Lucky Luke tome 48- Le Pied-tendre (Lundi Classique)

Lucky Luke tome 48- le pied-tendre

Série: Lucky Luke

Tome: 48

Titre: Le pied-tendre

Scénariste: René Goscinny

Dessinateur: Morris

Editeur: Dargaud

Label: Lucky Comics

Date de publication: 1968

 

Un p’tit Lucky Luke, mes amis, comme ça, en passant? Un bon cru, en plus, c’est du Goscinny-Morris. C’est du cultivé avec amour et avec talent. Assurément. La tenue correcte n’est pas exigée, je m’en voudrais d’avoir à vous faire danser au son de mon colt préféré. Oui, cette introduction n’a pas de sens, je le reconnais. Mais j’avais envie de m’amuser.

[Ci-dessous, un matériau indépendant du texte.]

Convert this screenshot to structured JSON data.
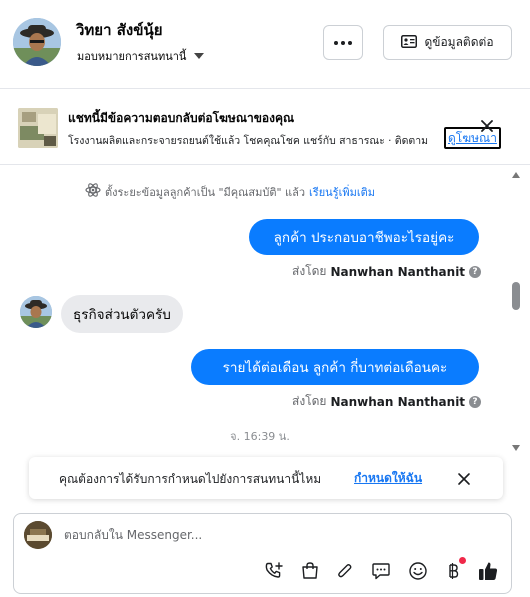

Les Etats-Unis d’Amérique, terre d’immigration. une terre qui accueillie au départ ceux dont l’Europe ne voulait plus, et qui plein d’espoirs ou de craintes, partirent cultiver cette nouvelle terre. Mais parfois, ce furent aussi des hommes bien établis qui partirent, et furent quelques peu échaudés par l’accueil qui leur était réservé. Lucky Luke va en croiser un. Le descendant d’un de ses vieux amis, récemment décédé dans un accident de chasse. Et ce vieil ami a souhaité que Luke défende son héritier, s’il en valait le coup, contre tous les rapaces de l’ouest, et il ne parlait pas des oiseaux. Un noble anglais qui arrive? Voilà qui excita toute la ville, désireuse de s’amuser un bon coup aux dépend d’un corne-verte du vieux continent.

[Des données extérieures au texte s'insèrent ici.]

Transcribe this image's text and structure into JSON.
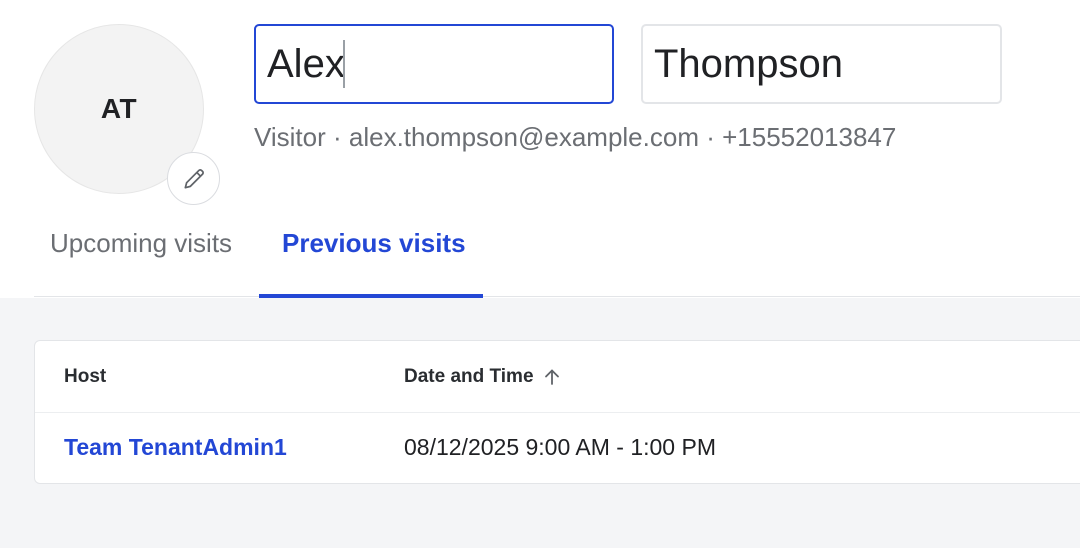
{
  "profile": {
    "initials": "AT",
    "first_name": "Alex",
    "last_name": "Thompson",
    "subline": "Visitor · alex.thompson@example.com · +15552013847"
  },
  "tabs": [
    {
      "label": "Upcoming visits",
      "active": false
    },
    {
      "label": "Previous visits",
      "active": true
    }
  ],
  "table": {
    "columns": [
      "Host",
      "Date and Time"
    ],
    "sort": {
      "column": "Date and Time",
      "direction": "ascending"
    },
    "rows": [
      {
        "host": "Team TenantAdmin1",
        "date_time": "08/12/2025 9:00 AM - 1:00 PM"
      }
    ]
  },
  "icons": {
    "edit": "pencil-icon",
    "sort": "arrow-up-icon"
  },
  "colors": {
    "accent": "#2347d5",
    "muted_text": "#6b6e73",
    "page_background": "#f4f5f7"
  }
}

Voilà le genre d’album que je prends plaisir à relire à chaque fois. J’ai du le lire des dizaines de fois, mais pourtant, ça fonctionne toujours. Lucky Luke accompagne donc un personnage haut en couleur (physiquement, la caricature d’Albert Uderzo), car illustrant tous les poncifs de la noblesse anglaise, flegmatique et ne renonçant jamais à son mode de vie. Ce décalage entre la touche londonienne et la rugosité de l’ouest américain fait mouche à chaque fois. Surtout qu’il a du courage, le pied-tendre, et qu’il ne se laisse pas faire, même devant l’injustice. Il a tout pour lui, ce gars, Goscinny l’a soigné aux petits oignons. Face à lui, un salop comme on les aime dans Lucky Luke, lâche, prêt à tout. Mais ce que j’ai aimé surtout, c’est le sentiment que l’on a que Luke appartient à une communauté. Cela n’arrive pas souvent dans la série, après tout c’est un cow-boy solitaire, mais là Luke a des amis, est connu des villageois autour de lui. C’est une particularité qui m’a touchée, le sentiment qu’en dehors de ses aventures, Luke ait aussi une vie, même si nous lecteurs ne la voyons pas.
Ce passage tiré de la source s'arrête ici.